Here I have made a book of them, to guide in their searchings those who are hungry for the realms of wizardry, the kingdoms of sorcery, and for those who have heard—as I have heard—
.…how thin and clear
And thinner, clearer, farther going,
O sweet and far, from cliff and scar,
The horns of Elfland, faintly blowing.
—LIN CARTER
Hollis, Long Island, New York
EDITOR’S NOTE
Books are seldom created in a vacuum and generally grow into being with the advice, assistance, example, and aid of colleagues. Some of my friends who have helped in one way or another with the making of this book, and to whom I am very grateful, and to whom I wish to express my gratitude in public, are: L. Sprague de Camp, for giving me some information I was lacking about H. P. Lovecraft; Sam Moskowitz, for advice on a suitable selection from A. Merritt; Paul Spencer, who procured for me the text of the Cabell story; and Roger Zelazny, for lending me his own only copy of “Thelinde’s Song” so that it could be included herein. Good fellows, one and all.
—LIN CARTER
Realms of Wizardry
Push off, and sitting well in order smite
The sounding furrows: for my purpose holds
To sail beyond the sunset…
—Lord Tennyson/Ulysses
I Fantasy as Legend
LORD DUNSANY
WHEN William Morris invented modern fantasy in the last decades of the Nineteenth Century, he was trying to write in the style of the old Medieval romances, the Grail quests, the Arthurian prose sagas. The first writer to follow him, however, introduced some innovations. For one thing, he adapted the Morrisian prose epic to short-story form; for another thing, he introduced elements drawn from Oriental fable. And, more importantly, he went directly back to the original roots of the old romances, which were the hero-legends, and drew inspiration from them.

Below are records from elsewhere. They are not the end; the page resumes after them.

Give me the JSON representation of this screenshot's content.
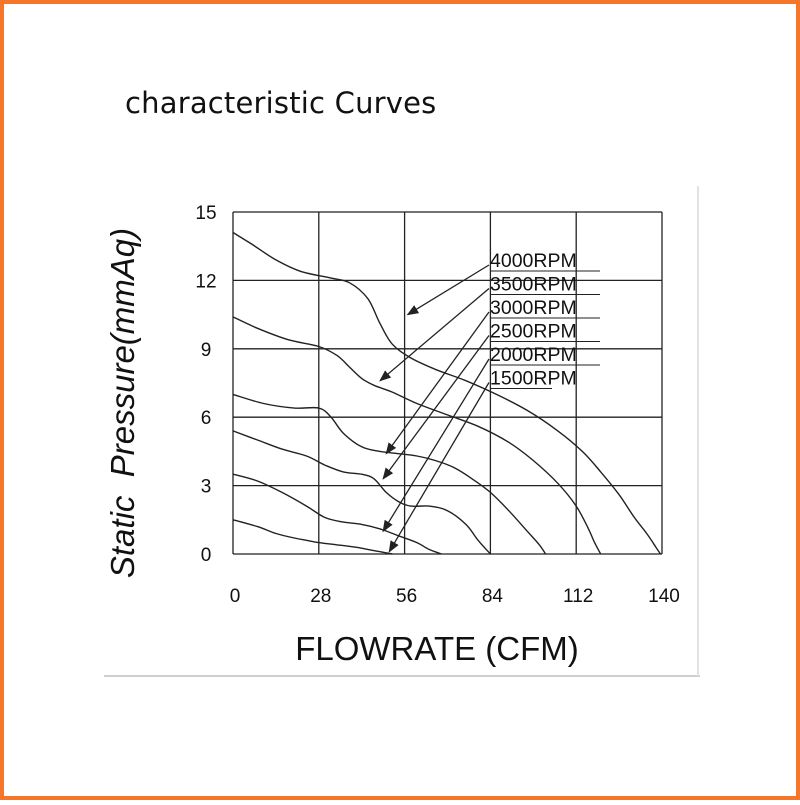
{
  "page": {
    "title": "characteristic Curves",
    "frame_color": "#f4772a"
  },
  "chart_data": {
    "type": "line",
    "title": "",
    "xlabel": "FLOWRATE (CFM)",
    "ylabel": "Static  Pressure(mmAq)",
    "xlim": [
      0,
      140
    ],
    "ylim": [
      0,
      15
    ],
    "xticks": [
      0,
      28,
      56,
      84,
      112,
      140
    ],
    "yticks": [
      0,
      3,
      6,
      9,
      12,
      15
    ],
    "grid": true,
    "line_color": "#222222",
    "series": [
      {
        "name": "4000RPM",
        "x": [
          0,
          6,
          14,
          22,
          32,
          38,
          44,
          48,
          52,
          58,
          66,
          76,
          86,
          96,
          106,
          114,
          120,
          126,
          131,
          135,
          138,
          139.5
        ],
        "y": [
          14.1,
          13.6,
          12.9,
          12.4,
          12.1,
          11.9,
          11.2,
          10.1,
          9.2,
          8.6,
          8.1,
          7.6,
          7.0,
          6.3,
          5.4,
          4.5,
          3.6,
          2.6,
          1.6,
          0.9,
          0.3,
          0
        ]
      },
      {
        "name": "3500RPM",
        "x": [
          0,
          8,
          18,
          28,
          34,
          38,
          42,
          46,
          52,
          60,
          70,
          80,
          90,
          98,
          106,
          112,
          116,
          118,
          120
        ],
        "y": [
          10.4,
          9.9,
          9.4,
          9.1,
          8.7,
          8.2,
          7.7,
          7.4,
          7.1,
          6.6,
          6.1,
          5.6,
          4.9,
          4.1,
          3.1,
          2.1,
          1.1,
          0.5,
          0
        ]
      },
      {
        "name": "3000RPM",
        "x": [
          0,
          10,
          20,
          28,
          32,
          36,
          42,
          48,
          54,
          60,
          66,
          72,
          78,
          84,
          90,
          96,
          100,
          102
        ],
        "y": [
          7.0,
          6.6,
          6.4,
          6.4,
          6.0,
          5.3,
          4.7,
          4.5,
          4.4,
          4.3,
          4.1,
          3.8,
          3.3,
          2.7,
          1.9,
          1.0,
          0.4,
          0
        ]
      },
      {
        "name": "2500RPM",
        "x": [
          0,
          8,
          16,
          24,
          30,
          36,
          42,
          46,
          50,
          54,
          58,
          64,
          70,
          76,
          80,
          84
        ],
        "y": [
          5.4,
          5.0,
          4.6,
          4.3,
          3.9,
          3.6,
          3.5,
          3.3,
          2.7,
          2.3,
          2.1,
          2.1,
          1.9,
          1.3,
          0.6,
          0
        ]
      },
      {
        "name": "2000RPM",
        "x": [
          0,
          8,
          16,
          24,
          30,
          36,
          42,
          48,
          54,
          60,
          64,
          68
        ],
        "y": [
          3.5,
          3.2,
          2.7,
          2.1,
          1.6,
          1.4,
          1.3,
          1.1,
          0.8,
          0.5,
          0.2,
          0
        ]
      },
      {
        "name": "1500RPM",
        "x": [
          0,
          8,
          14,
          20,
          24,
          28,
          34,
          40,
          44,
          48,
          52
        ],
        "y": [
          1.5,
          1.2,
          0.9,
          0.7,
          0.6,
          0.5,
          0.4,
          0.3,
          0.2,
          0.1,
          0
        ]
      }
    ],
    "arrow_targets": [
      {
        "series": "4000RPM",
        "x": 57,
        "y": 10.5
      },
      {
        "series": "3500RPM",
        "x": 48,
        "y": 7.6
      },
      {
        "series": "3000RPM",
        "x": 50,
        "y": 4.4
      },
      {
        "series": "2500RPM",
        "x": 49,
        "y": 3.3
      },
      {
        "series": "2000RPM",
        "x": 49,
        "y": 1.0
      },
      {
        "series": "1500RPM",
        "x": 51,
        "y": 0.1
      }
    ]
  }
}
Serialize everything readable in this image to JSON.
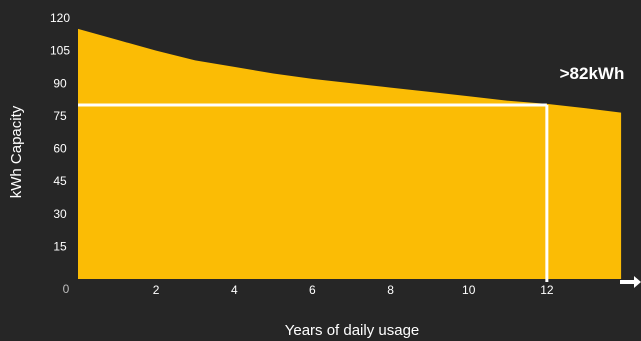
{
  "chart_data": {
    "type": "area",
    "title": "",
    "xlabel": "Years of daily usage",
    "ylabel": "kWh Capacity",
    "origin_label": "0",
    "x_ticks": [
      2,
      4,
      6,
      8,
      10,
      12
    ],
    "y_ticks": [
      15,
      30,
      45,
      60,
      75,
      90,
      105,
      120
    ],
    "xlim": [
      0,
      14
    ],
    "ylim": [
      0,
      120
    ],
    "series": [
      {
        "x": [
          0,
          1,
          2,
          3,
          4,
          5,
          6,
          7,
          8,
          9,
          10,
          11,
          12,
          13,
          13.9
        ],
        "values": [
          115,
          110,
          105,
          100.5,
          97.5,
          94.5,
          92,
          90,
          88,
          86,
          84,
          82,
          80.5,
          78.5,
          76.5
        ]
      }
    ],
    "marker": {
      "x": 12,
      "y": 80,
      "label": ">82kWh"
    },
    "colors": {
      "fill": "#fbbc05",
      "background": "#262626",
      "marker_line": "#ffffff",
      "text": "#ffffff"
    }
  }
}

This writer was Lord Dunsany, an Anglo-Irish baron of Norman descent who lived in a Thirteenth Century castle near Dublin; his first book, The Gods of Pegana, was published in 1905 in London, when its author was twenty-seven. Book after book filled with brief, exquisitely-written neolegends followed that first exercise in fantasy: Time and the Gods (1906), The Sword of Welleran (1908), A Dreamer’s Tales (1910), The Book of Wonder (1912), and so on. In all, Dunsany produced eight collections of his short fantasy, and at least three novels, of which The King of Elfland’s Daughter (1924) is probably the best. He went on to write plays, volumes of verse, mysteries, something rather close to science fiction, humorous novels of Irish country life, essays, three volumes of autobiography, and all sorts of other things, about sixty-five books in all. He died in 1957.
We who love fantasy remember Lord Dunsany with affection and respect as probably the finest single fantasy writer who ever lived. He possessed an incredible facility for coining exotic, evocative names (like “Zretazoola, the city of Sombelene the centauress,” and “the witch Ziroonderel”), a remarkable knack for inventing unforgettable titles (like “The Injudicious Prayers of Pombo the Idolater” and “How One Came, As Was Foretold, to the City of Never”), and a splendid gift for sprinkling his stories with crisply memorable, almost epigrammatic, phrases (such as the very first sentence of the story which follows). He was perhaps the most influential single writer in the history of modem fantasy, and today, twenty years after his death, his influence is still alive and working among us.